A large variety of short and long ncRNAs are being discovered and functionally understood at an increasing rate in recent years. While the small RNAs function mostly through RNAi and related processes, many small and not so small RNAs seem to affect transcription of the protein coding genes through chromatin remodeling, while other lncRNAs function through their direct interactions with proteins, which in turn affect the cellular networks. Thus many of these lncRNAs may act as hubs that maintain homeostasis between different cellular networks.

It is well known that the numbers of protein coding genes do not differ greatly between simpler and more complexly organized eukaryotes. Even with alternative splicing, the diversity of proteome remains limited. It is the regulatory systems that produce different combinations/quantities of various proteins in a given cell and the resulting combinatorial diversity of proteins brings about cellular differentiation and thus biological complexity. The non-coding DNA sequences and transcripts play the most significant regulatory roles at multiple levels including chromatin organization/remodeling, transcription, post-transcriptional processing, transport of RNA, translation and post-translational modifications/stability of proteins. Thus the non-coding sequences and transcripts in eukaryotes emerge as the real managers who themselves are not “direct producers”, but who manage orderly activities of the proteins (and the protein-coding genes) to generate the complex cellular protein interaction networks, which are necessary for generation and maintenance of the eukaryotic complexity.

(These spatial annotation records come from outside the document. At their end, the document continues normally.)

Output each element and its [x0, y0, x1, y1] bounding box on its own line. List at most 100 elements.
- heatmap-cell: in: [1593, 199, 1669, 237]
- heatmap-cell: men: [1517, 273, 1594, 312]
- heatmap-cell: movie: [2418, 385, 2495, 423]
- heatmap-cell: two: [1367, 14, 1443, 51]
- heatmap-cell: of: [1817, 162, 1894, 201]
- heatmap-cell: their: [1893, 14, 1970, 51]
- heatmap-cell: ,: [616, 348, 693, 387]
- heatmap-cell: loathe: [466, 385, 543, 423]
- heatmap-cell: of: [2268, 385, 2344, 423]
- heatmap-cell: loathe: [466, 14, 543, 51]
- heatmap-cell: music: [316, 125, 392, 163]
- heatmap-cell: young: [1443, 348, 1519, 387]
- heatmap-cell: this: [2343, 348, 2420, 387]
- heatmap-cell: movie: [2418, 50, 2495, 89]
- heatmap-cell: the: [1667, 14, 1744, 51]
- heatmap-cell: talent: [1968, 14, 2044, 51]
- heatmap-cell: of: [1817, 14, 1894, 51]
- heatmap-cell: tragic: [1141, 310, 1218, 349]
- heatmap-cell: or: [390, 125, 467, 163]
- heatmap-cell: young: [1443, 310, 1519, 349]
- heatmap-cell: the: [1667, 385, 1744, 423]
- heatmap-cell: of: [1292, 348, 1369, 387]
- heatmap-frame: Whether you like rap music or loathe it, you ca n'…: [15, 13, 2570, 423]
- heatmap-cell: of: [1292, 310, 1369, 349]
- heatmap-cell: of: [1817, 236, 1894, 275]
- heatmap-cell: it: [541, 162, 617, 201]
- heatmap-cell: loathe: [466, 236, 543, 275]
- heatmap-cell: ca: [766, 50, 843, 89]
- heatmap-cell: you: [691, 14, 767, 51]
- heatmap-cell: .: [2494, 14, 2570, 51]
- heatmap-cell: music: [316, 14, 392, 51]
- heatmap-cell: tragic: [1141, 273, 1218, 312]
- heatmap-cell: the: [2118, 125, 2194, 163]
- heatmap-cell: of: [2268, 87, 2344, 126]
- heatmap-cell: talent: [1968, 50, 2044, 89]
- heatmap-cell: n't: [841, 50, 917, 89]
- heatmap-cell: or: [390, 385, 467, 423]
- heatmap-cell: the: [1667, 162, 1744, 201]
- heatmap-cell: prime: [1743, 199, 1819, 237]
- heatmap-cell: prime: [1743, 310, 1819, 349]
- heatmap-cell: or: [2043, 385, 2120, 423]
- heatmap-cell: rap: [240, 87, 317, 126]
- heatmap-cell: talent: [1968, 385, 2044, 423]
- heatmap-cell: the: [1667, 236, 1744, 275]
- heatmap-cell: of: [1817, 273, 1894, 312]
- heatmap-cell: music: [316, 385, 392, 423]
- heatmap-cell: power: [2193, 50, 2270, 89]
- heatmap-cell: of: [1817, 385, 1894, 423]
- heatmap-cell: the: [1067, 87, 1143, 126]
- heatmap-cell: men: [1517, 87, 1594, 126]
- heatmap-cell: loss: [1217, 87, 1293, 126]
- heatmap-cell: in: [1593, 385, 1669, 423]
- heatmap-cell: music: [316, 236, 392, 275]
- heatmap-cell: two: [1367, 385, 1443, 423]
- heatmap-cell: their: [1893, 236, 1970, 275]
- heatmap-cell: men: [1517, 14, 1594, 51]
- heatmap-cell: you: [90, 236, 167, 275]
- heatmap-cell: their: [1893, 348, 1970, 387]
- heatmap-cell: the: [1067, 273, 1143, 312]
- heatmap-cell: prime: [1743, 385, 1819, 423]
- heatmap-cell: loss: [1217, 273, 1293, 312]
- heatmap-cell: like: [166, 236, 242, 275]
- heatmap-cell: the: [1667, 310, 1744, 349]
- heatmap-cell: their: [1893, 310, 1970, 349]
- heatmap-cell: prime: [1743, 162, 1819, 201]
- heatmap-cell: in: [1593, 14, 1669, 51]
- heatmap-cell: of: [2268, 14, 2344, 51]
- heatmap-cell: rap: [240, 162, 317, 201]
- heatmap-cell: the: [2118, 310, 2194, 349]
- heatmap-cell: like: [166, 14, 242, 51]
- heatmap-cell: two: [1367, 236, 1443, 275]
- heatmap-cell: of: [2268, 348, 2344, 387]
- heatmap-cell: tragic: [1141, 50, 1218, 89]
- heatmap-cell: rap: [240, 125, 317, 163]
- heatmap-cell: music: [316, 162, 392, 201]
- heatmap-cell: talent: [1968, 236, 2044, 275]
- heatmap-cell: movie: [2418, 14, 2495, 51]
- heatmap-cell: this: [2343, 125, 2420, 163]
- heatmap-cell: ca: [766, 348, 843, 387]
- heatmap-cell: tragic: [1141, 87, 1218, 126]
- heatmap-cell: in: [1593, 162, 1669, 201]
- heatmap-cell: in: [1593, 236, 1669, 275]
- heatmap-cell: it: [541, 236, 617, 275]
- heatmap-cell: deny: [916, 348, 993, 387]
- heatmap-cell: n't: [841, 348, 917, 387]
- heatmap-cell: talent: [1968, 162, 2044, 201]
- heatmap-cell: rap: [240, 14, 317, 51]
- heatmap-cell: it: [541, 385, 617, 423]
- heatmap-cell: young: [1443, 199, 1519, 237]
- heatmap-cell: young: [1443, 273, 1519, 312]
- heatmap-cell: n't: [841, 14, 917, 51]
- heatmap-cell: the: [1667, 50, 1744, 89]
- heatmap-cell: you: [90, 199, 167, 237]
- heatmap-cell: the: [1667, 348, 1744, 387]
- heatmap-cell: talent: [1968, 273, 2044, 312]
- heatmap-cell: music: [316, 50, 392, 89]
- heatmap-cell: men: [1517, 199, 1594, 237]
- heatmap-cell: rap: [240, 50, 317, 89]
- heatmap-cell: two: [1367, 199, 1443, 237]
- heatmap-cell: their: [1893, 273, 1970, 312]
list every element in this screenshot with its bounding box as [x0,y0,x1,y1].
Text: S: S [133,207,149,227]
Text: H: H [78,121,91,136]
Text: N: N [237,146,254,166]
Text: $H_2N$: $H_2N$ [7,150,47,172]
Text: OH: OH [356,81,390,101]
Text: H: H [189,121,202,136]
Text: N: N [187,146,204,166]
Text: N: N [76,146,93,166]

I have been interested in the hsr-omega gene in Drosophila and its non-coding transcripts for a little more than 4 decades. These studies have helped us understand novel ways through which a long non-coding RNA can have pleiotropic effects on multiple phenotypes through interactions with a variety of proteins. Some of our recent studies will be discussed to illustrate the regulatory roles of lncRNAs in eukaryotes.